A debate around the singing of controversial chants has come at a good time, according to comedian and broadcaster Patrick Kielty.
He was speaking after the women's football team was filmed singing 'Up the RA' after their World Cup qualifier win over Scotland.
Days later a group of people were also filmed singing the chant in Dublin Airport.
Patrick told The Hard Shoulder this is part of a much wider debate.
"Even the RA aren't singing Up the RA these days, it's a very weird thing," he said.
"Even the RA are going 'Up the social housing, let's not talk about the RA'.
"In a weird way it's timely; I think that it shows you the complexities of the island.
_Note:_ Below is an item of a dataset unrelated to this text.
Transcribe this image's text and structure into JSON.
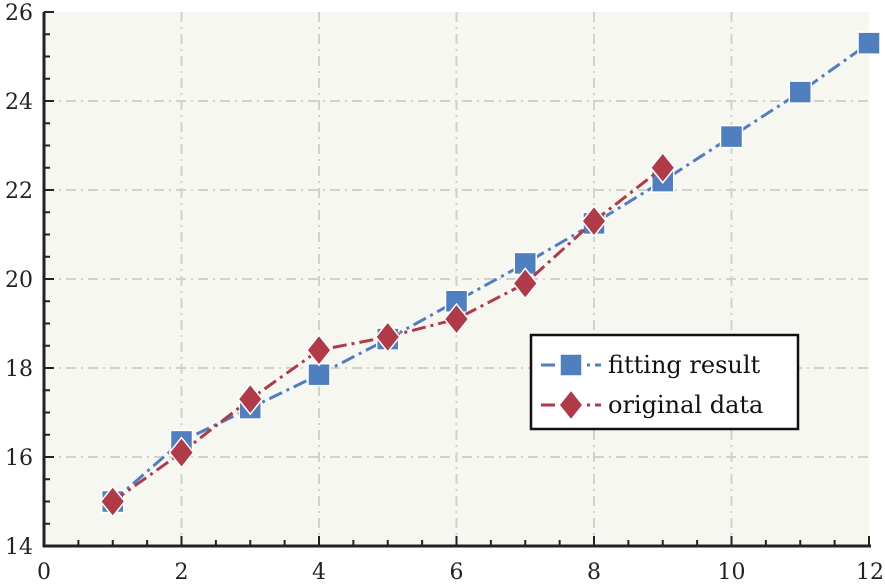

"The idea that you have 5,000 people getting together for a Shared Island Forum just a couple of weeks ago, and then you've got this sort of taking people's attention.
"I think if people have to ask themselves questions because of this, I think it's a good thing.
"It's something that we've had to do up North for years."
'People are who they are'
Patrick said there is no point being 'pearl-clutchy' about what happened.
"I think it sort of falls very much into the idea of Three Green Fields; it's much easier to actually sing the rebel song about the united Ireland than kind of not to in order to have it.
"There's no point being pearl-clutchy about any of this - people are who they are and believe what they believe.
"It's weird the 'whataboutery' which has come out of it - what about this and what about that - I just feel that anybody can sing whatever they want, that is Orangemen and football supporters and football teams.
"Ultimately if anyone is remotely interested in a united Ireland, if you look at census results in the North, there's a huge chunk of people there in the middle which call themselves Northern Irish.
"If you're sitting in Dublin and somebody said: 'You know what lads, I think it's probably time for you to sit and think about rejoining Britain and the Commonwealth - and you had a Northern Ireland team in the dressing room singing The Sash - you'd probably go to yourself: 'Do I really want to be part of that?'
"I think it's a conversation that kind of needs to be had, and I think it's come at a timely point," he added.